Balançando o rosto por aí

Quando isso se tornou um lar mortal?

 (Roslyn, Bon Iver)


Doze horas haviam passado desde que eu entrara no batalhão militar. Agora, estava saindo, ainda fardada. O vento frio da noite me embalou quando liguei a moto no estacionamento.

Eram 8h. As ruas da cidade estavam desertas.

Acelerei, sentindo-me exausta. O colete que usava começava a pesar sobre o torso.

O dia foi extremamente cansativo. Era final de semana, logo, o número de ocorrências aumentava. O movimento repetitivo e rápido de sair da viatura com impulso fazia os joelhos doerem.

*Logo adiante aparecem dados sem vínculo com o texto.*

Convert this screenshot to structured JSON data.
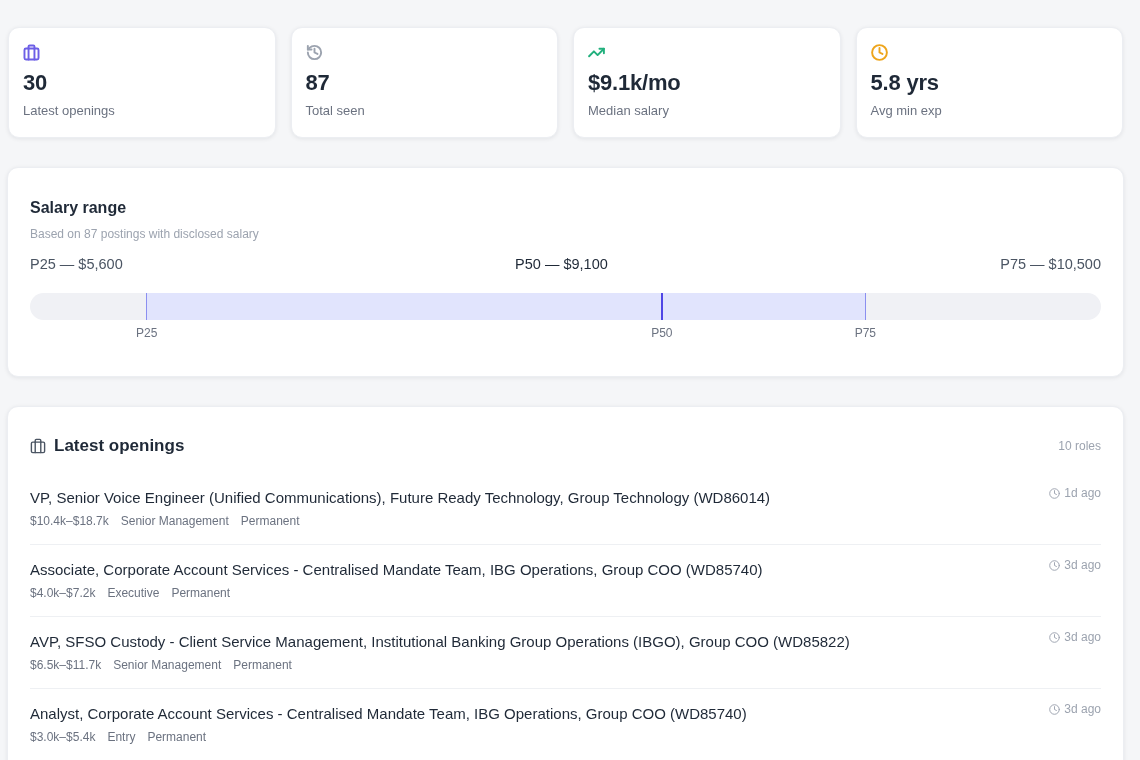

Respingos de chuva caíam sobre mim. Aproveitei o momento. Ali, sozinha na escuridão do céu, tentei colocar os pensamentos em ordem, aproveitando o instante de paz. Sabia que ele acabaria assim que chegasse em casa. Sabia que lidar com familiares era pior do que lidar com criminosos.

Virei à direita, entrando em uma avenida movimentada. Acelerei novamente, ouvindo o motor roncar. Era meu som predileto.

Estava atenta a todos os sentidos do caminho, frequentemente olhando pelo retrovisor.

Eu era mulher. Era policial. Era a junção de duas coisas subjugadas pela sociedade. Embora amasse a profissão, reconhecia os riscos dela; por isso sempre estava alerta.

Durante o restante do percurso, passei por um grupo de rostos conhecidos: homens e mulheres ligados ao crime, os quais já revistei inúmeras vezes, reunidos em roda num beco mal iluminado. Não ousaram olhar para mim. Odiavam-me, e era um sentimento recíproco.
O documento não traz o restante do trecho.